By Aliyah Basuil
“Okay, let me catch up with my soul,” is the mindset that chapel at the University of Northwestern – St. Paul encourages its students toward daily in the middle of busy college life.
The requirement of regular chapel attendance every semester, though seen as a chore by some, distinguishes Northwestern from many other Christian institutions; the idea of daily chapel is interwoven within the identity of the university. Planning for chapel sessions every school year can be a daunting task, but the hardworking spiritual formation team is committed to providing the Northwestern community the best chapels possible.

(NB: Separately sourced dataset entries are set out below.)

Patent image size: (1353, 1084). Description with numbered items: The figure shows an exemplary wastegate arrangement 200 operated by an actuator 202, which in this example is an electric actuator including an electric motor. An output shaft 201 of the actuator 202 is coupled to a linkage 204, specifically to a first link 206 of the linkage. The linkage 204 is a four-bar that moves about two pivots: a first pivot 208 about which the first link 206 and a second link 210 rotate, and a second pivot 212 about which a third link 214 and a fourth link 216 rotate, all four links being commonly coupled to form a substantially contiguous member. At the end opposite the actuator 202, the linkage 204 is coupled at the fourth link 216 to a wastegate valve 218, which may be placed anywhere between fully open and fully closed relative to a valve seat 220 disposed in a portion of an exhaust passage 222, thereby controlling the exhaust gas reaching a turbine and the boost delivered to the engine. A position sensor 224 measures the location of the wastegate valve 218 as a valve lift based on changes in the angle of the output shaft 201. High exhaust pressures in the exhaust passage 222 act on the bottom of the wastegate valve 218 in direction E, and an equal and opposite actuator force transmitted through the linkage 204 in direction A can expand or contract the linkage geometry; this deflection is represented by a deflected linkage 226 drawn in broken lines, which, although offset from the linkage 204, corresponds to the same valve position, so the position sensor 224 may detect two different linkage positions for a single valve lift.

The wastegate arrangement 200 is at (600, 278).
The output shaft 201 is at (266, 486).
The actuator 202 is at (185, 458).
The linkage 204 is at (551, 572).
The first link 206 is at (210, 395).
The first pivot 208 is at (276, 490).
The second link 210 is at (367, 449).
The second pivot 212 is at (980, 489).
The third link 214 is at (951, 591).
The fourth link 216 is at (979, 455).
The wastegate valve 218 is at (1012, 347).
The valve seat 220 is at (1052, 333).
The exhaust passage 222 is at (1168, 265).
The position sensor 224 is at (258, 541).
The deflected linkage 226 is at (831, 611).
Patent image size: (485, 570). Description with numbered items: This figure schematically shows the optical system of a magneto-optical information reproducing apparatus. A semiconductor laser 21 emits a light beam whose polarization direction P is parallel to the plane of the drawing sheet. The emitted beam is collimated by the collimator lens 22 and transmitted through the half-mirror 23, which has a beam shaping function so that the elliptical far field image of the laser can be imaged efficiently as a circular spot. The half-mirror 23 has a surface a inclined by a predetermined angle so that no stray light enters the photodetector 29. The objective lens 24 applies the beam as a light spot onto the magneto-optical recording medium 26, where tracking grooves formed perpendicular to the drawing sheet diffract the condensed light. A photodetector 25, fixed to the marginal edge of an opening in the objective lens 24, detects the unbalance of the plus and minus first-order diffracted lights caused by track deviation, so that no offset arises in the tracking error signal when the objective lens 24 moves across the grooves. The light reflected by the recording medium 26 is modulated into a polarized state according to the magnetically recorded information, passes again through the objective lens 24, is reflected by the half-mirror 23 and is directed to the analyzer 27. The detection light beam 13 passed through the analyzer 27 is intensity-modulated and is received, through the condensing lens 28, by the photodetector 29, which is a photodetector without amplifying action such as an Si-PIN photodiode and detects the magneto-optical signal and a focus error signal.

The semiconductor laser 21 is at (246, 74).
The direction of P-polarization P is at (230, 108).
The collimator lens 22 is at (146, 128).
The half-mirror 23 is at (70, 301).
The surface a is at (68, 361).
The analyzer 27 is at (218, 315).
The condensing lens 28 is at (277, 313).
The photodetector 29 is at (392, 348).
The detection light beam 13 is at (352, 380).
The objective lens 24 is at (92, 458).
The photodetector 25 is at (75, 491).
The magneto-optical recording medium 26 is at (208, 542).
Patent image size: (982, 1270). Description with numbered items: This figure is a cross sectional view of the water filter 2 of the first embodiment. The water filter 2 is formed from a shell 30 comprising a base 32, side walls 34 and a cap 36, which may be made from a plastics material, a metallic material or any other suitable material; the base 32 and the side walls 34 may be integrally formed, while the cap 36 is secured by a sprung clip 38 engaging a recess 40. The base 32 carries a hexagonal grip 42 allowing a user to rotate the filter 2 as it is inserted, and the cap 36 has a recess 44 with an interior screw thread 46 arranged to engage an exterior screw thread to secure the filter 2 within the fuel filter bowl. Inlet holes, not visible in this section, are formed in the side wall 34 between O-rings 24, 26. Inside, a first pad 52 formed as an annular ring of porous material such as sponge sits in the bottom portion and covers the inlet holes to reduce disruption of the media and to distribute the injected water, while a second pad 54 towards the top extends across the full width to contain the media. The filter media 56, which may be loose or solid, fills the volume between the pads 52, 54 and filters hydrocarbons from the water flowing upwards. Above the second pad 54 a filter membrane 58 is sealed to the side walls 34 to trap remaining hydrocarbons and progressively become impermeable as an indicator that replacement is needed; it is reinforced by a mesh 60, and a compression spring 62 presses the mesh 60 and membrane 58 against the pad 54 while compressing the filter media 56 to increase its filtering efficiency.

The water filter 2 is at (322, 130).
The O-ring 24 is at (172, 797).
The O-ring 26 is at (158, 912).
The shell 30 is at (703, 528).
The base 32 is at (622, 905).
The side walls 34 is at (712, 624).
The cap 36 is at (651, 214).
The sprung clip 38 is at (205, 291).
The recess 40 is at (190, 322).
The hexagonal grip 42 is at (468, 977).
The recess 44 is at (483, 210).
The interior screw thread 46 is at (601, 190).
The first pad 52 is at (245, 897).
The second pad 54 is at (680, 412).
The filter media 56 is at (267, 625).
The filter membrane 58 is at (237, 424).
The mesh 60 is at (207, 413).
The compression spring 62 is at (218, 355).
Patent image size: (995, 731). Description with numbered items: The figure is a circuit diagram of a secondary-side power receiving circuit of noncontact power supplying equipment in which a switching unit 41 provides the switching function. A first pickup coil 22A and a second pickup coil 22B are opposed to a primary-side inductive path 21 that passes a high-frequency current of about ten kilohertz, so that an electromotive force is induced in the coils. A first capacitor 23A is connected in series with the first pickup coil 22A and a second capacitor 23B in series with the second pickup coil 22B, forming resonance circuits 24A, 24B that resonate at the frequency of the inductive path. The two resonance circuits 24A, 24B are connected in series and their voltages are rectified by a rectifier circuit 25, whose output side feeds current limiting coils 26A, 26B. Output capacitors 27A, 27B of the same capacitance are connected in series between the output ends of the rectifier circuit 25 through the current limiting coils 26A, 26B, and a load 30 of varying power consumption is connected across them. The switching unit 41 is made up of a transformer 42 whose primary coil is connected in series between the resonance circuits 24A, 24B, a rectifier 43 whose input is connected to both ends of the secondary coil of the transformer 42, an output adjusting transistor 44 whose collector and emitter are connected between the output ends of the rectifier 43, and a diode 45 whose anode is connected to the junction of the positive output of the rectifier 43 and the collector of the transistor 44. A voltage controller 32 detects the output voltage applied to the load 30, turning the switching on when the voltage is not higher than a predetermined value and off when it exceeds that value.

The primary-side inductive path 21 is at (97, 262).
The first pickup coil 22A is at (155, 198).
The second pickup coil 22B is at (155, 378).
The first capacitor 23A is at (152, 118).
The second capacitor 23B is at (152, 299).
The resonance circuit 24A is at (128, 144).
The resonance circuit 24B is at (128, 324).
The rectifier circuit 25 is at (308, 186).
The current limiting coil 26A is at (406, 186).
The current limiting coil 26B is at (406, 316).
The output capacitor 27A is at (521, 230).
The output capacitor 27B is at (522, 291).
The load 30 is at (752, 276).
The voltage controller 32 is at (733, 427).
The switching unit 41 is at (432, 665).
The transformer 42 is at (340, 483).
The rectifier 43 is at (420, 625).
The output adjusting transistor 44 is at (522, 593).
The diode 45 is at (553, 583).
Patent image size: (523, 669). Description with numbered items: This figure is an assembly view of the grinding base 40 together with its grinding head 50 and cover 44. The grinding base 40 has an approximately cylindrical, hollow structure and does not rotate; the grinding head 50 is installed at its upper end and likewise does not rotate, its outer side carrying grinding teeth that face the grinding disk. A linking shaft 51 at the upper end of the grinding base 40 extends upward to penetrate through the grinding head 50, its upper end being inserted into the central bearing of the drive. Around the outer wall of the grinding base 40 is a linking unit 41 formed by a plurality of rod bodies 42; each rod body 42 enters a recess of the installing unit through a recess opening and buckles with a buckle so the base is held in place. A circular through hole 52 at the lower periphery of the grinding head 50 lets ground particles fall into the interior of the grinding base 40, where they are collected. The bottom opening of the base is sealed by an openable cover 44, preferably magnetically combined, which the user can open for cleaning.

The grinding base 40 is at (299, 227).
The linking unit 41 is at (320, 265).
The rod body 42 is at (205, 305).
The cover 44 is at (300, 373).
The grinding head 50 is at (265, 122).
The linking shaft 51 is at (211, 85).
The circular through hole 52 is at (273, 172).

To stay relevant, Nina Barnes, dean of spiritual formation, combines the feedback that she hears from students everyday with her genuine desire to constantly improve what chapel looks like at our school. Regarding the format of chapel, the two most significant changes during Barnes’ time have been the addition of daily worship and the option of various alternative chapels every Wednesday and Thursday.
Barnes, who is currently pursuing her master’s degree in spiritual formation and leadership, says that adding student led worship to daily chapel has helped in creating a mindset of reflection when students come in. “Adding at least one or two songs at the beginning is one of the things that I believe has enriched chapel and helped students to come from class and intentionally be with God for 40 minutes.”
“It is intentional that we are adding a variety of styles to worship,” Barnes said. The other benefit that daily worship has provided is more space for diversity in music at chapel. Whether students want music of other cultures, gospel choir or traditional hymns, Barnes has successfully created more opportunity for variety in the worship that we hear in chapel.
With recent changes to chapel format this year, reactions have been mixed. For some, the changes were agreeable, but for others, not so much. A petition was created by students voicing complaints and calling for a restructure of the format of chapel “in a way that is fair to all students.” It was signed by more than 500 people. Many frustrated, unkind comments were made about Barnes during this time.
However, Barnes took it with grace, saying, “Students have the right to make their voices known. It didn’t bother me when they said they didn’t like chapel, it bothered me when it became about me.” In response to the petition, she simply addressed it at the end of a chapel one day, expressing to students, “You have a right to sign a petition. That’s your choice, that’s your right. What bothers me is the separation of relationship, because now there’s division and I’m the enemy. I’m not mad at you. I’m gonna love you anyway.”
Barnes met with the three students most involved in starting the petition and said that it was cordial. When it comes to change at Northwestern, she advises students to engage in active feedback. “If you want to seek change, a survey is more effective than a petition because actual data is received,” Barnes said. She understands that people will always have different opinions about chapel, but she values new ideas and always makes it a priority to meet with students. “I don’t ever want students to feel like they can’t disagree; it shouldn’t be us against them. Conflicts are inevitable but division is a choice.”